Dify provides a visual workflow builder for constructing LLM applications without requiring deep programming expertise. Its node-based interface lets users chain LLM calls, tool invocations, conditional logic, and data transformations into production-ready pipelines that can be deployed as APIs or embedded in web applications.
| Component | Purpose | Key Config | Use Case |
|---|---|---|---|
| LLM Node | Model inference | Model, prompt, temp | Any generation step |
| Knowledge Retrieval | Semantic search | Dataset, top-K, threshold | RAG pipelines |
| Tool Node | External API call | Tool name, params | Web search, calculators |
| Code Node | Python execution | Script, inputs/outputs | Data transformation |
| If/Else | Conditional routing | Condition expression | Intent routing |
| Iterator | Loop over list | Input array, sub-flow | Batch processing |
Dify's dataset management handles the full RAG document lifecycle: uploading documents, chunking them into segments, generating embeddings, and storing them in a vector database. The platform supports multiple chunking strategies (fixed-length, sentence-based, paragraph-based) and allows configuring overlap between chunks. For most document types, paragraph-based chunking with moderate overlap produces the best retrieval precision because it preserves semantic units rather than splitting sentences mid-thought.
The annotation feature in Dify enables human-in-the-loop quality improvement. When a query produces a low-confidence or incorrect response, operators can annotate the correct answer directly in the Dify interface. These annotations are stored as high-priority examples that override the LLM response for similar future queries using embedding similarity matching, creating a progressively improving knowledge base without requiring model retraining.
Dify's variable system allows dynamic content to flow between nodes using a Jinja-like template syntax. Output from one node is referenced in subsequent nodes using double-brace notation, enabling complex data transformations across the workflow without requiring custom code.
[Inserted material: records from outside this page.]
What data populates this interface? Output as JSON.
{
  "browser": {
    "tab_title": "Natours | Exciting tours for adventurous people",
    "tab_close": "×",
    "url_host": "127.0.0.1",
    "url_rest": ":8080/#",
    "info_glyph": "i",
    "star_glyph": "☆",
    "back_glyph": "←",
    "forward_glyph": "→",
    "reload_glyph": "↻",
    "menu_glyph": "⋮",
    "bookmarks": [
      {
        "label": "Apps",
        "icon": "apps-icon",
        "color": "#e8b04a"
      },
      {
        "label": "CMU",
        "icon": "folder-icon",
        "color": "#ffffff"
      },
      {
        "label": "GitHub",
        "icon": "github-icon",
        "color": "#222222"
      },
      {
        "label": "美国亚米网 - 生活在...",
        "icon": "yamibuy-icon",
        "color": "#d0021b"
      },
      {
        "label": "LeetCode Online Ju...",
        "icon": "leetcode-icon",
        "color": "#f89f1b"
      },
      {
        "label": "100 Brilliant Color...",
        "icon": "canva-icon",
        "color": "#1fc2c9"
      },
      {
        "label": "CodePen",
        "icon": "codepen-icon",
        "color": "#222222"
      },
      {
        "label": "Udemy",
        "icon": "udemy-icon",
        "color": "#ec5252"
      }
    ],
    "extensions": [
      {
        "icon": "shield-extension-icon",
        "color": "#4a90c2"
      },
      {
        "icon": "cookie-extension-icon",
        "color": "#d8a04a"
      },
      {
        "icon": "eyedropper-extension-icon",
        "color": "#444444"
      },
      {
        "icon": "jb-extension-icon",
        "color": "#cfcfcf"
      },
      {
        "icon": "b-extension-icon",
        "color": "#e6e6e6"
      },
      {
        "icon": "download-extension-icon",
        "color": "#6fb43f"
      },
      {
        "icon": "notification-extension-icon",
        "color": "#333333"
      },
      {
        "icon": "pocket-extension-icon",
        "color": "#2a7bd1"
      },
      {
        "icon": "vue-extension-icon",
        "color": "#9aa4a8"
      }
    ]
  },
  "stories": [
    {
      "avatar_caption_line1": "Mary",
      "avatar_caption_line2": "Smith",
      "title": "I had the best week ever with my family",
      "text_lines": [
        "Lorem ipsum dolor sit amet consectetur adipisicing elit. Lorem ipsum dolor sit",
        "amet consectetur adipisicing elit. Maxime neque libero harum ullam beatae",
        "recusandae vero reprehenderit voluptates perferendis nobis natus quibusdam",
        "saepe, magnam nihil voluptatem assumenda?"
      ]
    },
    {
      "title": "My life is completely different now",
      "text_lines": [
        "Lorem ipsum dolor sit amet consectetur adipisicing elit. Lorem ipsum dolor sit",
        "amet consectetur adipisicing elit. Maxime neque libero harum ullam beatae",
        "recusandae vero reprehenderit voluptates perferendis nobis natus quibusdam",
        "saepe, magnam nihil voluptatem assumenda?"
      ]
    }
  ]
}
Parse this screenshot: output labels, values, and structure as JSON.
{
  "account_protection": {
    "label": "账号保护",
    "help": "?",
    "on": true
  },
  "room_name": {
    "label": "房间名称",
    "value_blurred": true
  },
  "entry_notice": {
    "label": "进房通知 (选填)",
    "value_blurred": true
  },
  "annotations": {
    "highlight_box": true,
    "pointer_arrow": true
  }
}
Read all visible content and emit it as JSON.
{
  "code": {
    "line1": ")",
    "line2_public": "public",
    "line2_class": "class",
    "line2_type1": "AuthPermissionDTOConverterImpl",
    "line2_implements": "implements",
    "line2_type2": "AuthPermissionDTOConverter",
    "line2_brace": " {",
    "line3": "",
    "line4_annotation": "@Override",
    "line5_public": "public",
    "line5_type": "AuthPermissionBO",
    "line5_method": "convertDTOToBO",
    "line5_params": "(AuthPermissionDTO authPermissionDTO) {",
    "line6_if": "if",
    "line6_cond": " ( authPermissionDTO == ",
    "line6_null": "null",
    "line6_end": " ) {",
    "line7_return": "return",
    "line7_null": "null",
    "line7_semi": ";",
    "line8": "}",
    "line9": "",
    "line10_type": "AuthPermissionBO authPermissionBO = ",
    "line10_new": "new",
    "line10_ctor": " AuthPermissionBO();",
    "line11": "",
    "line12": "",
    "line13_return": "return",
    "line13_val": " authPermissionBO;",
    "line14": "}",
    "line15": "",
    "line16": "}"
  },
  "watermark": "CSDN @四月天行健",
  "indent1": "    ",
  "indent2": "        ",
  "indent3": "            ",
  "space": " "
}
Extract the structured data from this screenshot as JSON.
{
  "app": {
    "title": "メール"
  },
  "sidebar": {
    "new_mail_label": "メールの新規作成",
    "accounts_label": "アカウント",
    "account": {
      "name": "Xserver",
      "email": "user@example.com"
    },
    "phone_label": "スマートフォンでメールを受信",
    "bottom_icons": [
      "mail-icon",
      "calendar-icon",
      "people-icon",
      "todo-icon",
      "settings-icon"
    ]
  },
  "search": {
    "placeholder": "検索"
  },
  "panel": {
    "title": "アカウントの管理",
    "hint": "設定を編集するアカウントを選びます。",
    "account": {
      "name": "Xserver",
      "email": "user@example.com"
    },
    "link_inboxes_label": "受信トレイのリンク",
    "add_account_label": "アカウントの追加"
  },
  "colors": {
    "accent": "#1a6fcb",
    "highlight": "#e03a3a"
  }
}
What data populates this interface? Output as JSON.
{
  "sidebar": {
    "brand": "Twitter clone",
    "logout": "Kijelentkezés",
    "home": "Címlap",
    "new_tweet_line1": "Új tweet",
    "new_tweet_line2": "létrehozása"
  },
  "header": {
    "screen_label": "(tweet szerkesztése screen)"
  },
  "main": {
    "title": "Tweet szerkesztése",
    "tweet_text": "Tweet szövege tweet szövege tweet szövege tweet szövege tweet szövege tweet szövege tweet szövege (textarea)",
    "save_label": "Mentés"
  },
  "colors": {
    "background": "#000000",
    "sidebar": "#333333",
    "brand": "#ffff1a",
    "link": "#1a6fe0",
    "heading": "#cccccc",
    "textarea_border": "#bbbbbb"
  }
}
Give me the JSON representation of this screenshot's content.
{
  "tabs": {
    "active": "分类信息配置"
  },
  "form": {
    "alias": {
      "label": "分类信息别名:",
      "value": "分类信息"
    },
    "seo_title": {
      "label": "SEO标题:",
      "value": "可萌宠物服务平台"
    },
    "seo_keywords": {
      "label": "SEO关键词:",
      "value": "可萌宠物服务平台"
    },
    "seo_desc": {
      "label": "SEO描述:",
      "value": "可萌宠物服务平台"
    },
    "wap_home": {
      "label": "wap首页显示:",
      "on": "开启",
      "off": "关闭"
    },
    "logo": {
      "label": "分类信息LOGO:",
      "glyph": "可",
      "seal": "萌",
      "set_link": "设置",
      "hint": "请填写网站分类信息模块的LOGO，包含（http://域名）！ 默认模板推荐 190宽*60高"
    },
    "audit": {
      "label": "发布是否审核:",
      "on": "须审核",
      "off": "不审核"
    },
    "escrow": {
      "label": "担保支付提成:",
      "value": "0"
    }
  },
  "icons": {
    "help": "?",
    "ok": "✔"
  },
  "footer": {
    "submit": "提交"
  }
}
System variables like user inputs, session metadata, and timestamp are available globally, while node outputs are scoped to the current workflow execution context and accessible to all downstream nodes.
Multi-turn conversation state management in Dify uses conversation variables that persist across turns within a session. Unlike regular workflow variables that reset per execution, conversation variables accumulate context — previous questions, established facts, user preferences — that subsequent turns can reference. This enables agents that remember what the user said three turns ago without appending the full conversation history to every prompt, reducing token costs while maintaining conversational coherence.
Dify supports webhook triggers that allow external events to initiate workflow executions without human interaction. A webhook endpoint configured on a Dify workflow can receive payloads from GitHub, Slack, or any HTTP-capable service, parse the payload using a code node, and trigger the appropriate LLM processing pipeline. This enables event-driven AI automation where document uploads, ticket creations, or form submissions automatically invoke AI analysis without requiring polling or manual intervention.